Rush Hour 'Traffic Jam' Solver is a C++ application that reads a Rush Hour board from a text file, solves it, and produces a nice PostScript file that shows the shortest solution. So you can cheat when you can't solve the problem yourself.
Compilation:
Unpack the tarball archive
tar xzvpf rush_hour-*-src.tar.gz
Switch to the new directory
cd rush_hour-*-src
build the program
./configure --prefix=/usr/local
make
It will materialise as ./rush_hour.
Usage:
In the directory where rush_hour was created, and where the file level.txt or level32.txt is found, invoke
./rush_hour 32
It will produce a solution for level 32 and store the result in solution32.ps. You can look at that now:
gv solution32.ps
Or print it:
lpr solution32.ps
Level File Format
For level number X, you can store the level in either the file level|X|.txt or in the generic file level.txt.

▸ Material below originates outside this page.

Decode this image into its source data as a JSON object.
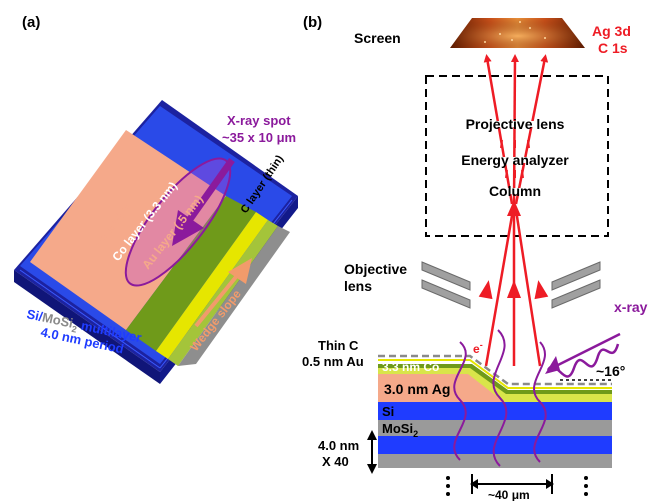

Look at level32.txt. It reads:
32:
aaobcc
..ob..
xxo...
deeffp
d..k.p
hh.k.p
-
This is a comment
This is also a comment.
The 32: is the level number. There must be a level number even in the special file named after the level it containts. A level body contains the board setup. The following characters are used:
a,...,k length-2 cars
o,...,r length-3 cars
x, y, z your own cars
. empty board cell
After the board cells are defined, there may be an optional comment, starting with line starting with a minus characters. After the optional comment, the board definition is terminated by an empty line.
There may be several boards in one file, each in the format described above.

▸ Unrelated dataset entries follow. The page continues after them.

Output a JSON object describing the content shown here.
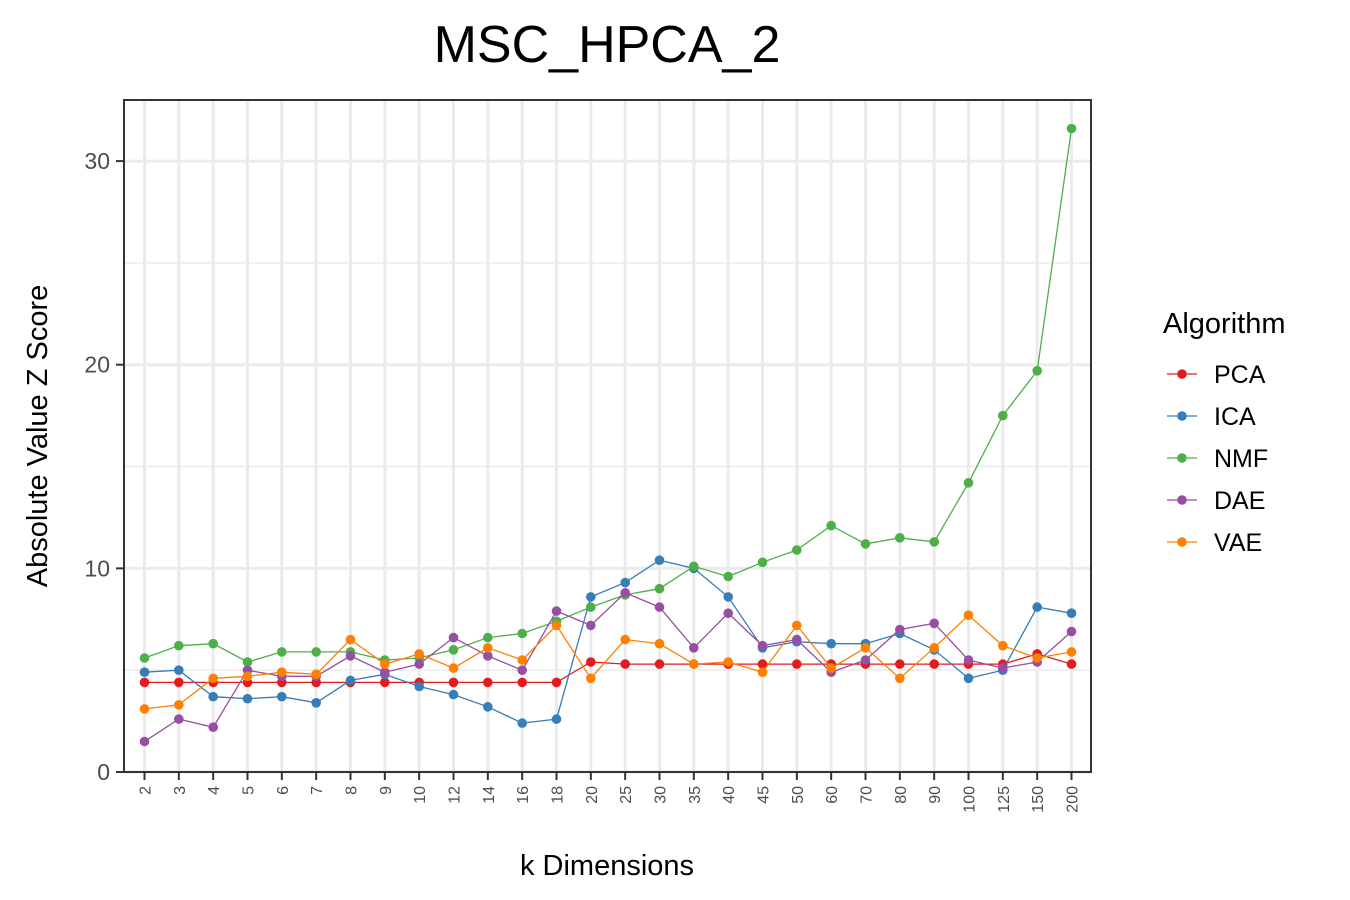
{
  "chart_data": {
    "type": "line",
    "title": "MSC_HPCA_2",
    "xlabel": "k Dimensions",
    "ylabel": "Absolute Value Z Score",
    "categories": [
      "2",
      "3",
      "4",
      "5",
      "6",
      "7",
      "8",
      "9",
      "10",
      "12",
      "14",
      "16",
      "18",
      "20",
      "25",
      "30",
      "35",
      "40",
      "45",
      "50",
      "60",
      "70",
      "80",
      "90",
      "100",
      "125",
      "150",
      "200"
    ],
    "ylim": [
      0,
      33
    ],
    "yticks": [
      0,
      10,
      20,
      30
    ],
    "grid": true,
    "legend": {
      "title": "Algorithm",
      "position": "right"
    },
    "series": [
      {
        "name": "PCA",
        "color": "#E41A1C",
        "values": [
          4.4,
          4.4,
          4.4,
          4.4,
          4.4,
          4.4,
          4.4,
          4.4,
          4.4,
          4.4,
          4.4,
          4.4,
          4.4,
          5.4,
          5.3,
          5.3,
          5.3,
          5.3,
          5.3,
          5.3,
          5.3,
          5.3,
          5.3,
          5.3,
          5.3,
          5.3,
          5.8,
          5.3
        ]
      },
      {
        "name": "ICA",
        "color": "#377EB8",
        "values": [
          4.9,
          5.0,
          3.7,
          3.6,
          3.7,
          3.4,
          4.5,
          4.8,
          4.2,
          3.8,
          3.2,
          2.4,
          2.6,
          8.6,
          9.3,
          10.4,
          10.0,
          8.6,
          6.1,
          6.4,
          6.3,
          6.3,
          6.8,
          6.0,
          4.6,
          5.0,
          8.1,
          7.8
        ]
      },
      {
        "name": "NMF",
        "color": "#4DAF4A",
        "values": [
          5.6,
          6.2,
          6.3,
          5.4,
          5.9,
          5.9,
          5.9,
          5.5,
          5.6,
          6.0,
          6.6,
          6.8,
          7.4,
          8.1,
          8.7,
          9.0,
          10.1,
          9.6,
          10.3,
          10.9,
          12.1,
          11.2,
          11.5,
          11.3,
          14.2,
          17.5,
          19.7,
          31.6
        ]
      },
      {
        "name": "DAE",
        "color": "#984EA3",
        "values": [
          1.5,
          2.6,
          2.2,
          5.0,
          4.7,
          4.7,
          5.7,
          4.9,
          5.3,
          6.6,
          5.7,
          5.0,
          7.9,
          7.2,
          8.8,
          8.1,
          6.1,
          7.8,
          6.2,
          6.5,
          4.9,
          5.5,
          7.0,
          7.3,
          5.5,
          5.1,
          5.4,
          6.9
        ]
      },
      {
        "name": "VAE",
        "color": "#FF7F00",
        "values": [
          3.1,
          3.3,
          4.6,
          4.7,
          4.9,
          4.8,
          6.5,
          5.3,
          5.8,
          5.1,
          6.1,
          5.5,
          7.2,
          4.6,
          6.5,
          6.3,
          5.3,
          5.4,
          4.9,
          7.2,
          5.1,
          6.1,
          4.6,
          6.1,
          7.7,
          6.2,
          5.6,
          5.9
        ]
      }
    ]
  }
}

Currently, the board has a fixed size of 6x6 cells. This can be changed in the source code, but it is untested.
Product's homepage
Requirements:
· GCC
· liberror
What's New in This Release: [ read full changelog ]
· The compilation process was fixed to work with newer Unix variants and with 64-bit machines.
· A new error message was added to complain about duplicate cars.